Une scène d’exécution en pleine journée
Il était 13h30 quand les coups de feu ont éclaté, chemin des Barques. Le jeune homme, inconnu du quartier, aurait été pris pour cible alors qu’il occupait un point de revente de stupéfiants récemment démantelé, et déjà considéré comme l’un des plus importants de l’agglomération lyonnaise. Touché à la tête, il n’a pas survécu malgré l’intervention rapide des secours. Les enfants de l’école voisine ont été confinés pendant plus d’une heure, tandis qu’une cellule psychologique a été activée pour les élèves et le personnel. Le choc est immense. Pas seulement à cause de la violence de l’attaque, mais parce qu’ici, personne n’est vraiment surpris. « Malheureusement, ce n’est pas le premier », glisse un habitant, las.

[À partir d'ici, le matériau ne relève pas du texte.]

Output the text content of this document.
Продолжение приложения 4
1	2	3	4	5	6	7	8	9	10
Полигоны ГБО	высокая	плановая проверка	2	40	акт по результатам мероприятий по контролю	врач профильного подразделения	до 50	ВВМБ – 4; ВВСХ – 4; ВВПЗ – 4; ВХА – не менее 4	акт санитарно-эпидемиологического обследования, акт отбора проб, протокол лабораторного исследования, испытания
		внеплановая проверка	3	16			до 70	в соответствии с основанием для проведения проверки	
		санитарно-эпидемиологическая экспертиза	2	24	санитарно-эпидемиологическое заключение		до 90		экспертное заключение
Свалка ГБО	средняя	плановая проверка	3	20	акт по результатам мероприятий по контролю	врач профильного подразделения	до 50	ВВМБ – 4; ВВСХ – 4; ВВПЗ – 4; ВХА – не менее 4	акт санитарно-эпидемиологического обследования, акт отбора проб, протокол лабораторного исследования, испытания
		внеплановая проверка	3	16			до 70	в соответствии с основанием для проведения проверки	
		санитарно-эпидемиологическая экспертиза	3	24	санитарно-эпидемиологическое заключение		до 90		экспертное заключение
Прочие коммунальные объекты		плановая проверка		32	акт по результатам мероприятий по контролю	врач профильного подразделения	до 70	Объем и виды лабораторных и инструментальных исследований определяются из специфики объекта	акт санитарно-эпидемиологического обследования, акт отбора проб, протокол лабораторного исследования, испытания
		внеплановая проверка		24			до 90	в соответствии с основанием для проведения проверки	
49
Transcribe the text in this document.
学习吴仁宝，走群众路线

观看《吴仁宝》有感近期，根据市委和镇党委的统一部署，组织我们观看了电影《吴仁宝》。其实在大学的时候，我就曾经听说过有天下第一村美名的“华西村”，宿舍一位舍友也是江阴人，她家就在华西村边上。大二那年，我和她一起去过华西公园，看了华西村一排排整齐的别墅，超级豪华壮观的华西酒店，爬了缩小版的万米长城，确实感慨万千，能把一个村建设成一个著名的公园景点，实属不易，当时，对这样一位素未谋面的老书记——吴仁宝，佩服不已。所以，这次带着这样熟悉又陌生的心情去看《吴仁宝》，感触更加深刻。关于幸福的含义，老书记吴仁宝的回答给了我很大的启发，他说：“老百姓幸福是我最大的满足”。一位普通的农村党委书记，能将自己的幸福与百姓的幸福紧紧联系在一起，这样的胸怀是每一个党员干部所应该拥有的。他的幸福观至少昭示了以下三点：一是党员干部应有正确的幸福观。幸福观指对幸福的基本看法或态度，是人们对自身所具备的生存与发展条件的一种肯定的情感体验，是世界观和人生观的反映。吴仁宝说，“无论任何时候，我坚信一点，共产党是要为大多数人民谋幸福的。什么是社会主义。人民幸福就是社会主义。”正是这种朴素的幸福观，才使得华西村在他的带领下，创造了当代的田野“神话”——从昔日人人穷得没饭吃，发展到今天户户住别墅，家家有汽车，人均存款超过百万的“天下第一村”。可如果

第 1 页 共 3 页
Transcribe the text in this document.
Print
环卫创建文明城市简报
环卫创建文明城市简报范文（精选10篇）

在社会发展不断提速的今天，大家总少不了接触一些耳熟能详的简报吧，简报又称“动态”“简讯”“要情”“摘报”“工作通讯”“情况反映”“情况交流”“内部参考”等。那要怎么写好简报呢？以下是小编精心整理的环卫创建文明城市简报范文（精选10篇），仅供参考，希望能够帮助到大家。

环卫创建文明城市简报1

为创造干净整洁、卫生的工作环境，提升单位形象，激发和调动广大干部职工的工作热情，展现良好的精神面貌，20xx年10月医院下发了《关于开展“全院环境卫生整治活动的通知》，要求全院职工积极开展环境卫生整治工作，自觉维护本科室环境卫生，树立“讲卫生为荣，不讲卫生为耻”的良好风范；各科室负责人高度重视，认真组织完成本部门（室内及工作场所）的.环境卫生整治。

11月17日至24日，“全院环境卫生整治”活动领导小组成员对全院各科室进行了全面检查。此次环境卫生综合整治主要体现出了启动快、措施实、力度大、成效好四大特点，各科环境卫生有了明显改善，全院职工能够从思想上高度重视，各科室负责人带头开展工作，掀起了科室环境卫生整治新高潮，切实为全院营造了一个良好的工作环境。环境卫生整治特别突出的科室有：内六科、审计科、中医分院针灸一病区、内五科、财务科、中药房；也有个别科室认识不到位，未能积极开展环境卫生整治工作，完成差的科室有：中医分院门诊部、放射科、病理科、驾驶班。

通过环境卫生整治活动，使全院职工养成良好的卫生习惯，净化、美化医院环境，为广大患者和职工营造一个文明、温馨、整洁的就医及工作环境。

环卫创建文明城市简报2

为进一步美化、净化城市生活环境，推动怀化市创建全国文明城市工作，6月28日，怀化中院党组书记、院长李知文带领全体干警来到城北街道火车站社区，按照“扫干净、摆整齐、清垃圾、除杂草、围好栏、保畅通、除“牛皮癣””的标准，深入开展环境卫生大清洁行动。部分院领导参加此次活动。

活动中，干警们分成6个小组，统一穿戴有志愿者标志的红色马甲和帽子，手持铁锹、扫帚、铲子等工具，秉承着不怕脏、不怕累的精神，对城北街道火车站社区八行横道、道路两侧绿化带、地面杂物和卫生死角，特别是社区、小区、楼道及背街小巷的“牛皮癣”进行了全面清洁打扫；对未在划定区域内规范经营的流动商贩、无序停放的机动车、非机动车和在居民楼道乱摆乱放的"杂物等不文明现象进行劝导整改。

L’enquête, ouverte pour assassinat et port d’arme illégal, a été confiée à la Direction centrale de la sécurité publique. Si l’identité exacte de la victime reste à préciser, les premiers éléments pointent vers un « charbonneur », autrement dit un vendeur sur un point de deal, probablement éliminé dans une guerre de contrôle. La maire Hélène Geoffroy et le préfet se sont rendus sur place. Des renforts policiers sont annoncés. Mais le constat est accablant. « On mène une guerre sans armée », déplore Alain Barberis, secrétaire départemental du syndicat Alliance Police Rhône-Alpes. Les démantèlements, même médiatisés, ne freinent pas la machine. Elle se recompose, se redéploie, s’endurcit. À Vaulx-en-Velin, le narcotrafic n’a plus besoin de se cacher. Il tire à visage découvert.